In terms of physically restricting access to code, really the only viable way is to restrict access to repositories. Even then, that will only be significantly effective if your application architecture in such that entire components can be operated as separate services and high risk employees can work on low risk components which might interact with the high risk components as a "black box" without having to give them access to the code.
It sounds like a high risk employee jumping ship with the project they're working on is your biggest threat and fundamentally they need access to that code to do their job so there's not much you can do about that.
The threat of legal action or damage to their professional reputation usually provides enough incentive for developers to do the right thing. Perusing these controls is probably a more practical approach. Endeavouring to hire trustworthy employees should also be obvious.
With regard to your deployment process specifically, it's pretty bad from both a security and operational standpoint. It seems you're without any form of version control, and I'd be shocked if you weren't frequently overwriting each others changes accidentally and trying to figure out who changed what without any way to know for sure.
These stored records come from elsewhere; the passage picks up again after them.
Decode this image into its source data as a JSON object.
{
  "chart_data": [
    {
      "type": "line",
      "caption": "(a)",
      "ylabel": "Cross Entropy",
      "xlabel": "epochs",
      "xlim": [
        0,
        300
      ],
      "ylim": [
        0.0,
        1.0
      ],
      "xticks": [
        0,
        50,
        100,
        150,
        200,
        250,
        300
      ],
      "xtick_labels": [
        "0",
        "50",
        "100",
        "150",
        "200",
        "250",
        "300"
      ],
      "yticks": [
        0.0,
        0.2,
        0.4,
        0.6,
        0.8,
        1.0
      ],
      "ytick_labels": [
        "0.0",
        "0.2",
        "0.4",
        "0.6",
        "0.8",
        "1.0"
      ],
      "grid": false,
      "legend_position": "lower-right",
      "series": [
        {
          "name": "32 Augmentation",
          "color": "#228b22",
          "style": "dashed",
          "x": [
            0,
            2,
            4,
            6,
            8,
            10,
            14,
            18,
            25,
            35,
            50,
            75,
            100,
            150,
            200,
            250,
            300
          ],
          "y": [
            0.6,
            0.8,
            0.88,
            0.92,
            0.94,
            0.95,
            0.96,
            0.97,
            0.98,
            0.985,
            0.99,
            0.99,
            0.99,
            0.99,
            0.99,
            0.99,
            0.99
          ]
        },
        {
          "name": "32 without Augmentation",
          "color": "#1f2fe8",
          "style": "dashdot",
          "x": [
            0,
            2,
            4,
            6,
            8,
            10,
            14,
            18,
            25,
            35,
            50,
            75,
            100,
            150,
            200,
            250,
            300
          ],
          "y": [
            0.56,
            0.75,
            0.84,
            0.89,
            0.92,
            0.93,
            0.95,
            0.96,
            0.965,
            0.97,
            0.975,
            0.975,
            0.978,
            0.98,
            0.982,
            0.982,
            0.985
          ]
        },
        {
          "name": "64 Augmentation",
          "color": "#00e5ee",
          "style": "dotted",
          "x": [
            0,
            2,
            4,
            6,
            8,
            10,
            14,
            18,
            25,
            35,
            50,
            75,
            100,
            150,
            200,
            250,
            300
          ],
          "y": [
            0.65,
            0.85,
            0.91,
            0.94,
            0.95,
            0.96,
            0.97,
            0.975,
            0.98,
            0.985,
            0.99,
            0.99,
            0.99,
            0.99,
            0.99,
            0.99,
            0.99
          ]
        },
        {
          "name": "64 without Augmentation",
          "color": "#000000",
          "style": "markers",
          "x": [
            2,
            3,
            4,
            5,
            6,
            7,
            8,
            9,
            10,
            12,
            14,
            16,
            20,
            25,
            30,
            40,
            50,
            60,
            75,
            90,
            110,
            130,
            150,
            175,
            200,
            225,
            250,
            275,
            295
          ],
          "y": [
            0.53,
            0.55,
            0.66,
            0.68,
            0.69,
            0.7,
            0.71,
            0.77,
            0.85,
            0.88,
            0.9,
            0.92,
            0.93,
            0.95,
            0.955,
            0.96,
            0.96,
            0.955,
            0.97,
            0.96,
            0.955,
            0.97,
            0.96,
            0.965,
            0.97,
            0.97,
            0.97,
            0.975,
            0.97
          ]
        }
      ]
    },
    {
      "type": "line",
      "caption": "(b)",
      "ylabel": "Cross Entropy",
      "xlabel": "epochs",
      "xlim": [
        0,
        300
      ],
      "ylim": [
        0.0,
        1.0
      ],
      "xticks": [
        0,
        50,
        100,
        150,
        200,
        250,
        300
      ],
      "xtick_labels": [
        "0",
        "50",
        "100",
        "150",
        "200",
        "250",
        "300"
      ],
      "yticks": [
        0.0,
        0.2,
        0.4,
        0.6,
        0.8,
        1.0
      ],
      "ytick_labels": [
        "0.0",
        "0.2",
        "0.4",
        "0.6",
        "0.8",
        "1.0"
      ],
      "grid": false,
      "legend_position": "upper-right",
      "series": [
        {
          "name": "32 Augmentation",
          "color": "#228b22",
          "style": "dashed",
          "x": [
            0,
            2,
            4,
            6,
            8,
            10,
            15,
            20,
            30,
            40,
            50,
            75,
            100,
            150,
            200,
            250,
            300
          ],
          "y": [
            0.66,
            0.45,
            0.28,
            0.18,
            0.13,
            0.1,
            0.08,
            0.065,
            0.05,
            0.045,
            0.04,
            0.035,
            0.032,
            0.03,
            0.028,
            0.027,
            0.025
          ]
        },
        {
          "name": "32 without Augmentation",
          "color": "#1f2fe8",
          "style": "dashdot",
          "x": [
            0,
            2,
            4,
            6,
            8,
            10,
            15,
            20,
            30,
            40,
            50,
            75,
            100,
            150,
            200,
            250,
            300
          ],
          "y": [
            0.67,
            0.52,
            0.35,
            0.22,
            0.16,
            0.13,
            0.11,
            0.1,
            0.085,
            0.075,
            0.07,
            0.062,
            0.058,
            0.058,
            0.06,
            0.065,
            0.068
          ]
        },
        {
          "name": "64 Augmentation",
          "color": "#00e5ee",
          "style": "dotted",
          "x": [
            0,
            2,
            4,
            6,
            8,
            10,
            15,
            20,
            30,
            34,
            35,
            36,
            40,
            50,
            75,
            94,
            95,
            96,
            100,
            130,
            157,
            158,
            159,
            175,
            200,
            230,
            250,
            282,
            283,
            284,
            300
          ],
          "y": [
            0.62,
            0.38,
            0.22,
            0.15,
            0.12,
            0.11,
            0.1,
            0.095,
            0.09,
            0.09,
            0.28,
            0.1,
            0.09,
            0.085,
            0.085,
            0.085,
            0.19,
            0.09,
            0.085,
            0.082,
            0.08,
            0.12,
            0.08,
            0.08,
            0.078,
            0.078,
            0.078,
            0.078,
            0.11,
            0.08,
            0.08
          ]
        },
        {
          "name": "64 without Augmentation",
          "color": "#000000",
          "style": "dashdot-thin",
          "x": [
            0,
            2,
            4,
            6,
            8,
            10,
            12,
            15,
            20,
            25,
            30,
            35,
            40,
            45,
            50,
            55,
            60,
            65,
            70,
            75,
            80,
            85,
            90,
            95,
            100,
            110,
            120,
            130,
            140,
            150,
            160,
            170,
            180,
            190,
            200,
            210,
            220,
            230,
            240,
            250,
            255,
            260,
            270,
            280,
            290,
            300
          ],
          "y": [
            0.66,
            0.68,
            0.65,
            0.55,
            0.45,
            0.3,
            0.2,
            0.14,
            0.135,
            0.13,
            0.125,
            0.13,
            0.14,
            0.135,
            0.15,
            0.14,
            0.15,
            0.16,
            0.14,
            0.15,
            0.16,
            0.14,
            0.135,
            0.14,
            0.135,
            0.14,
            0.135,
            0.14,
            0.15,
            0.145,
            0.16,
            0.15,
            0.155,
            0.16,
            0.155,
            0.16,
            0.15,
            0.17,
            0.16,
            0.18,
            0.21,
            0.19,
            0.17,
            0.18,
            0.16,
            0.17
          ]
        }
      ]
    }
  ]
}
It's typically considered good practice for:
- Your developers not to have direct access to your production servers except via an automated deployment process that takes code from version control where changes will be attributed to a specific developer
- To have a discrete deployment (as oppose to incrementally changing files) sourced from an explicit version control version
- For developers to have unique accounts, and typically their version control access dictates access to the production servers via their ability to commit code which will then be deployed automatically
There's plenty of resources on implementing version control and deployment management so I won't go into it too much further.